There are 3,000 emoji on our phones today, including variants in gender and skin tone. And yet it can still be hard to find just the right one. So we settle for a sentiment that’s a little bit off. Or we stack them together to make a sentence of images. Or we just type real [ick] words [ick] instead.
Today, Google is launching something new. Called Emoji Kitchen, it’s baked into the stock keyboard running on just about every Android device other than Samsung phones (which preloads its own). And it’s a way to combine multiple emoji into one.
We’re talking a kissy face with pleading, child eyes. We’re talking a ghost wearing a cowboy hat. We’re talking about a poop and a heart, together at last.

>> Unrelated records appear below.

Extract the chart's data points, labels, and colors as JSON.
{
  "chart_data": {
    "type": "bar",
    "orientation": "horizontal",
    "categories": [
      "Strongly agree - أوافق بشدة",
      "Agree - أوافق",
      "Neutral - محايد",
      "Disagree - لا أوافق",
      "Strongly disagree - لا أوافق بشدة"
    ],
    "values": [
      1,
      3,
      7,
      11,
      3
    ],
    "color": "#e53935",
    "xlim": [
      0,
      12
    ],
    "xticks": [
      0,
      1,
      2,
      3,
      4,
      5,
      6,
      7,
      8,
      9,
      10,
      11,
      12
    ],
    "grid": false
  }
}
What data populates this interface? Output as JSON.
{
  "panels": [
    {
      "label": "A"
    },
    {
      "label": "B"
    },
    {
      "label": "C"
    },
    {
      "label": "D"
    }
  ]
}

“A lot of it is based on how we communicate digitally,” says Jennifer Daniel, creative director for Google emoji, about the project. “We see people wanting to play with emoji as they do with words, mashing them together . . . to make new concepts.” Emoji Kitchen takes this idea to the next level, replacing the short phrases of emoji that you might use into single images that convey multiple ideas into one.
The idea might sound silly or superfluous, but in practice, it expands the expressiveness of the emoji we have today. Daniel points to one of her favorite mashups, the octopus emoji with the pleading eyes emoji. These are two emoji you could put side by side, but they wouldn’t necessarily make sense or say something new or decipherable. On the other hand, combined into one image, you get a frazzled octopus, overworked, with eight arms moving every direction.
One catch is that the interface doesn’t let you pair up emoji on your own (which would be endlessly entertaining, right?). Instead, the keyboard will suggest a few alternative mashup emoji for any stock emoji—so pick a cowboy and the UI will offer you a cowboy monkey, and a cowboy blowing a kiss, and a cowboy crying with joy, one of which you might want to use instead. There are about 800 of these combined emoji in all, which were designed inside Google. (Technically, they are texted out as stickers—little images—rather than emoji. That’s because Google doesn’t control the shared standard of emoji used by companies across the globe.)
Given that the selection of mashups is curated, the team wanted to get the first options right. “Trying to understand what people’s expectations are is a big part of the strategy around this,” says Daniel. “If you really look at the emoji people pair next to each other, they’re quite similar. People pair hearts with hearts, or the party balloon with the birthday cake. I don’t see a lot of people put the cowboy hat and the disappointed face.” Furthermore, if you do combine those two emoji, which characteristics do you take from each? That’s the sort of problem better left in the hands of designers.
It seems like the natural next step is for users to select the emoji they’d like to mix together, but obviously there are challenges to making that work. Would an algorithm mash up what you wanted? Would Googlers need to draw tens of thousands of unique emoji you might want? And how would a keyboard UI manage all of these options in such a confined space? When I ask Daniel about the possibility of user-customizable emoji, she doesn’t rule it out. “Right now we wanted to create something that people understand how they use,” she says. “We want it to be natural, and then we can build out from there.”